What a 100K-Concurrent WebRTC Signaling Architecture Looks Like
What
15 min read
Wed Feb 18 2026

What a 100K-Concurrent WebRTC Signaling Architecture Looks Like

A control-plane deep dive into deterministic room placement, backpressure budgets, autoscaling signals, and failure containment at high concurrency.

WebRTC
LiveKit
Distributed Systems
Realtime

What Changes in WebRTC at 100K Concurrency

At this scale, signaling becomes a control-plane design problem. You need deterministic room placement, admission control, backpressure, and resilient reconnect semantics.

Baseline topology

  • Edge gateway: TLS, auth, and websocket termination.
  • Signaling cluster: room membership, offer/answer routing, ICE lifecycle.
  • Message bus: cross-node fanout for participant updates.
  • Media plane (SFU): isolated from signaling failures.

Deterministic Room Placement

Avoid random node selection. Use rendezvous hashing so reconnects tend to land on the same shard when healthy, reducing cross-node chatter and cache misses.

room-placement.tsts
interface SignalingNode {
  id: string;
  region: string;
  activeConnections: number;
  maxConnections: number;
}

function score(nodeId: string, roomId: string) {
  return murmurHash(nodeId + ":" + roomId);
}

export function selectNode(roomId: string, nodes: SignalingNode[]) {
  const healthy = nodes.filter((n) => n.activeConnections < n.maxConnections);
  if (healthy.length === 0) throw new Error("No capacity available");

  return healthy
    .map((node) => ({
      node,
      hash: score(node.id, roomId),
      loadRatio: node.activeConnections / node.maxConnections,
    }))
    .sort((a, b) => b.hash - a.hash || a.loadRatio - b.loadRatio)[0].node;
}

Backpressure and Fanout Discipline

One noisy room can starve a node.
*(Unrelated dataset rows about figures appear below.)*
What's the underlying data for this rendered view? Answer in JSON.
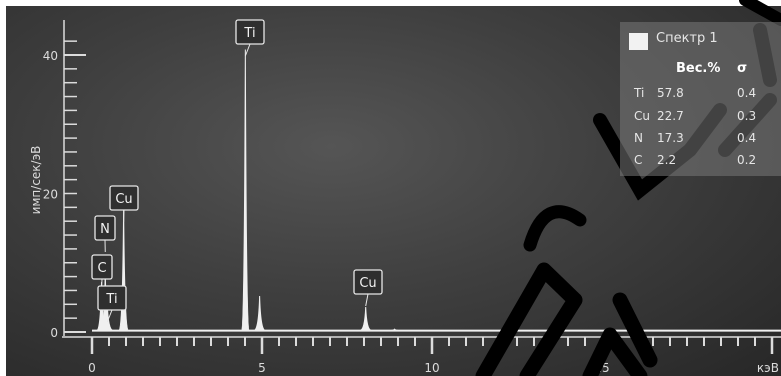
{
  "colors": {
    "background": "#3a3a3a",
    "spectrum": "#f0f0f0",
    "axis": "#dcdcdc",
    "watermark": "#000000"
  },
  "chart_data": {
    "type": "line",
    "title": "",
    "xlabel": "кэВ",
    "ylabel": "имп/сек/эВ",
    "xlim": [
      0,
      20
    ],
    "ylim": [
      0,
      10.5
    ],
    "x_ticks": [
      "0",
      "5",
      "10",
      "15"
    ],
    "y_ticks": [
      "0",
      "20",
      "40"
    ],
    "peaks": [
      {
        "element": "C",
        "energy_kev": 0.28,
        "height": 1.8
      },
      {
        "element": "N",
        "energy_kev": 0.39,
        "height": 2.2
      },
      {
        "element": "Ti",
        "energy_kev": 0.45,
        "height": 1.0
      },
      {
        "element": "Cu",
        "energy_kev": 0.93,
        "height": 4.5
      },
      {
        "element": "Ti",
        "energy_kev": 4.51,
        "height": 10.2
      },
      {
        "element": "",
        "energy_kev": 4.93,
        "height": 1.3
      },
      {
        "element": "Cu",
        "energy_kev": 8.05,
        "height": 0.9
      },
      {
        "element": "",
        "energy_kev": 8.9,
        "height": 0.1
      }
    ],
    "labels": [
      {
        "text": "C",
        "energy_kev": 0.28
      },
      {
        "text": "N",
        "energy_kev": 0.39
      },
      {
        "text": "Ti",
        "energy_kev": 0.45
      },
      {
        "text": "Cu",
        "energy_kev": 0.93
      },
      {
        "text": "Ti",
        "energy_kev": 4.51
      },
      {
        "text": "Cu",
        "energy_kev": 8.05
      }
    ],
    "legend": {
      "position": "top-right",
      "title": "Спектр 1",
      "headers": [
        "Вес.%",
        "σ"
      ],
      "rows": [
        {
          "element": "Ti",
          "wt": "57.8",
          "sigma": "0.4"
        },
        {
          "element": "Cu",
          "wt": "22.7",
          "sigma": "0.3"
        },
        {
          "element": "N",
          "wt": "17.3",
          "sigma": "0.4"
        },
        {
          "element": "C",
          "wt": "2.2",
          "sigma": "0.2"
        }
      ]
    }
  }
}
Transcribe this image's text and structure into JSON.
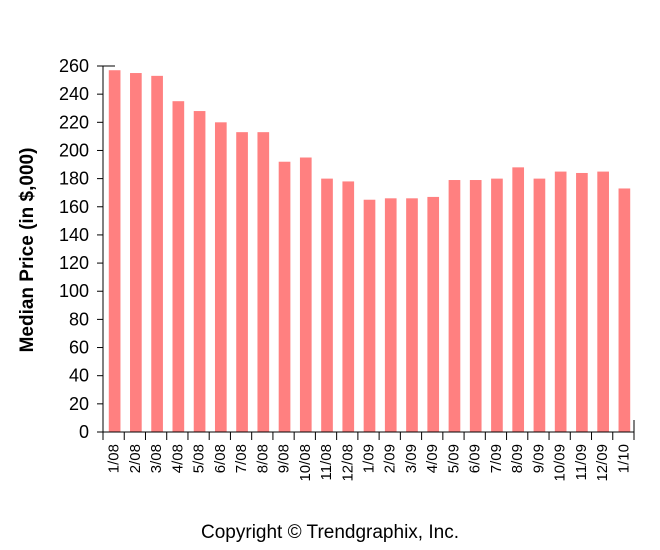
{
  "chart_data": {
    "type": "bar",
    "ylabel": "Median Price (in $,000)",
    "ylim": [
      0,
      260
    ],
    "yticks": [
      0,
      20,
      40,
      60,
      80,
      100,
      120,
      140,
      160,
      180,
      200,
      220,
      240,
      260
    ],
    "categories": [
      "1/08",
      "2/08",
      "3/08",
      "4/08",
      "5/08",
      "6/08",
      "7/08",
      "8/08",
      "9/08",
      "10/08",
      "11/08",
      "12/08",
      "1/09",
      "2/09",
      "3/09",
      "4/09",
      "5/09",
      "6/09",
      "7/09",
      "8/09",
      "9/09",
      "10/09",
      "11/09",
      "12/09",
      "1/10"
    ],
    "values": [
      257,
      255,
      253,
      235,
      228,
      220,
      213,
      213,
      192,
      195,
      180,
      178,
      165,
      166,
      166,
      167,
      179,
      179,
      180,
      188,
      180,
      185,
      184,
      185,
      173
    ],
    "bar_color": "#ff8080",
    "grid": false,
    "legend": "none"
  },
  "footer": {
    "copyright": "Copyright © Trendgraphix, Inc."
  }
}
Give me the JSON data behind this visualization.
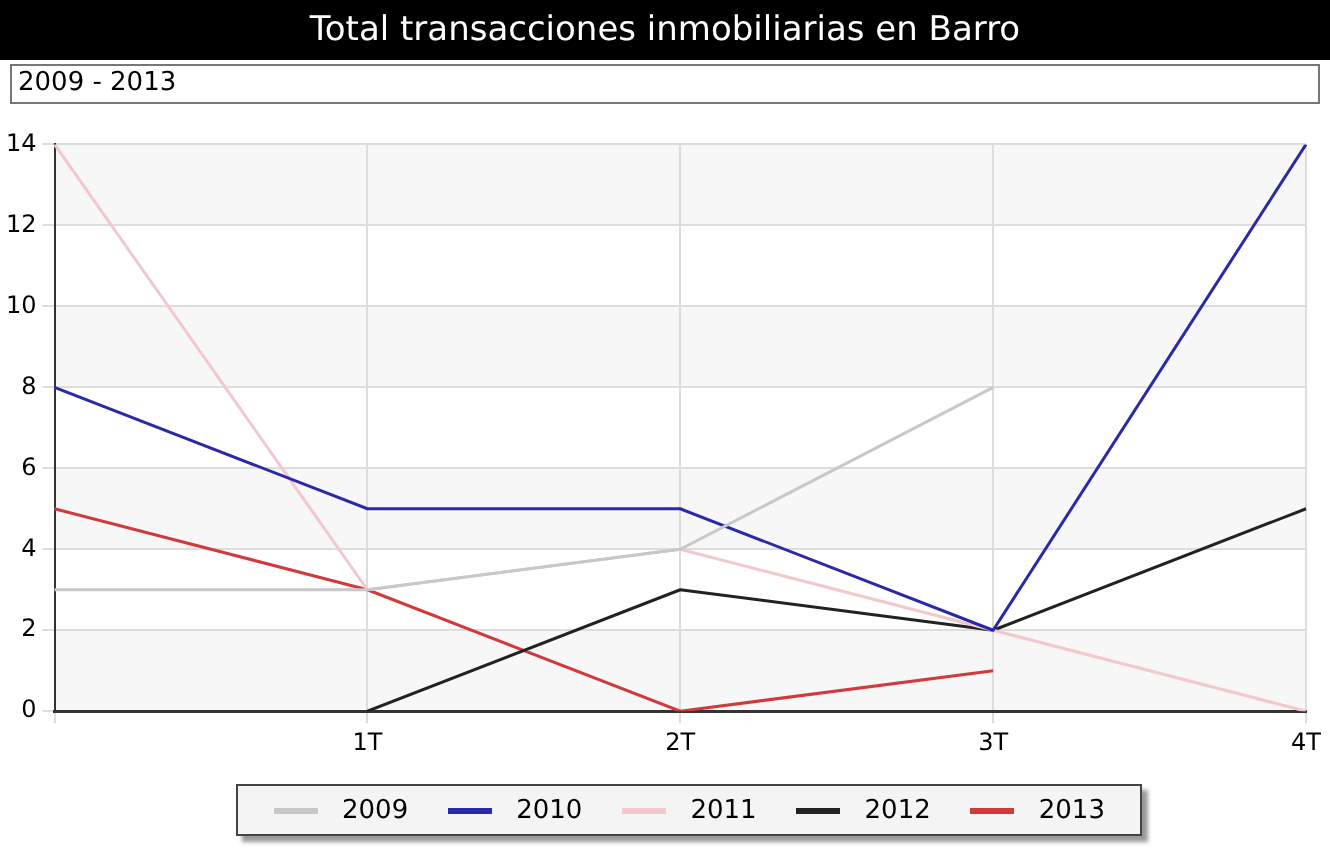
{
  "chart_data": {
    "type": "line",
    "title": "Total transacciones inmobiliarias en Barro",
    "subtitle": "2009 - 2013",
    "categories": [
      null,
      "1T",
      "2T",
      "3T",
      "4T"
    ],
    "series": [
      {
        "name": "2009",
        "color": "#c8c8c8",
        "values": [
          3,
          3,
          4,
          8,
          null
        ]
      },
      {
        "name": "2010",
        "color": "#2a2aa8",
        "values": [
          8,
          5,
          5,
          2,
          14
        ]
      },
      {
        "name": "2011",
        "color": "#f2c8cc",
        "values": [
          14,
          3,
          4,
          2,
          0
        ]
      },
      {
        "name": "2012",
        "color": "#222222",
        "values": [
          null,
          0,
          3,
          2,
          5
        ]
      },
      {
        "name": "2013",
        "color": "#d03a3a",
        "values": [
          5,
          3,
          0,
          1,
          null
        ]
      }
    ],
    "ylim": [
      0,
      14
    ],
    "yticks": [
      0,
      2,
      4,
      6,
      8,
      10,
      12,
      14
    ],
    "grid": true,
    "legend": "bottom",
    "marker": "none",
    "line_style": "solid"
  }
}
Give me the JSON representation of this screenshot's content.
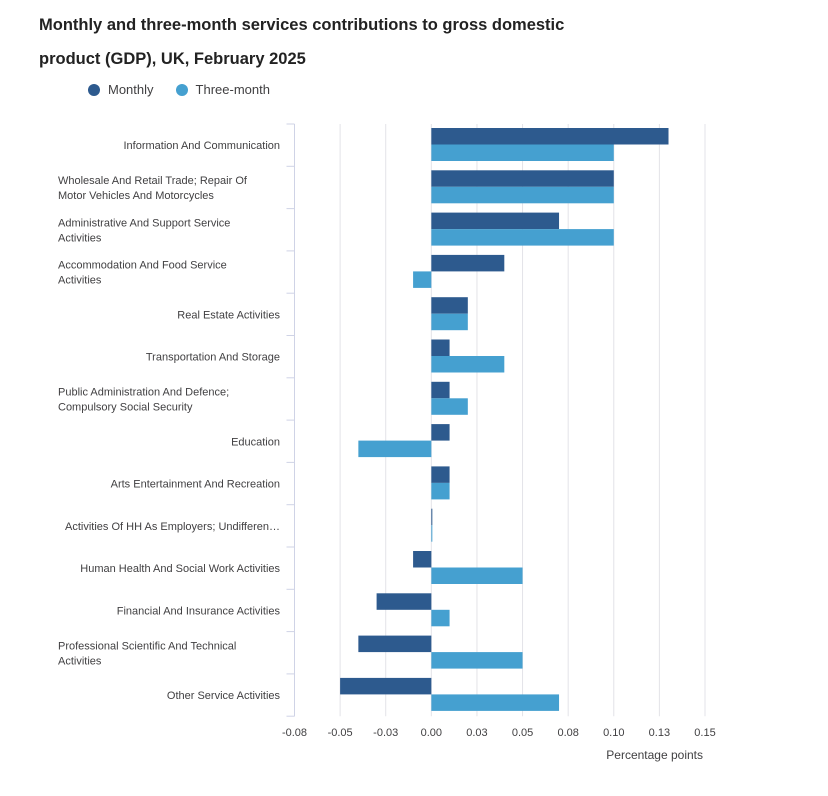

Apply per-room and per-connection budgets. Drop non-critical updates first (e.g., speaking indicators) before critical protocol events.

fanout-budget.tsts
class TokenBucket {
  constructor(
    private capacity: number,
    private refillPerSecond: number,
    private tokens = capacity,
  ) {}

  tick(elapsedSeconds: number) {
    this.tokens = Math.min(this.capacity, this.tokens + elapsedSeconds * this.refillPerSecond);
  }

  tryConsume(cost = 1) {
    if (this.tokens < cost) return false;
    this.tokens -= cost;
    return true;
  }
}

export function publishParticipantUpdate(roomBucket: TokenBucket, payload: unknown) {
  if (!roomBucket.tryConsume(1)) {
    metrics.increment("rtc.room_updates_dropped");
    return;
  }

  bus.publish("room.participant.updated", payload);
}

Autoscaling Signals That Matter

CPU alone is insufficient. You need domain metrics in autoscaling: active connections, fanout queue depth, join latency p95, and reconnect failure rate.

signaling-hpa.yamlyaml
apiVersion: autoscaling/v2
kind: HorizontalPodAutoscaler
metadata:
  name: signaling-hpa
spec:
  minReplicas: 8
  maxReplicas: 64
  metrics:
    - type: Pods
      pods:
        metric:
          name: active_websocket_connections
        target:
          type: AverageValue
          averageValue: "1700"
    - type: Pods
      pods:
        metric:
          name: fanout_queue_depth
        target:
          type: AverageValue
          averageValue: "250"
    - type: Resource
      resource:
        name: cpu
        target:
          type: Utilization
          averageUtilization: 65

Resilience principle

If a signaling node dies, blast radius should be shard-local and clients must reconnect within an SLO window. Design for partial failure, not perfect uptime.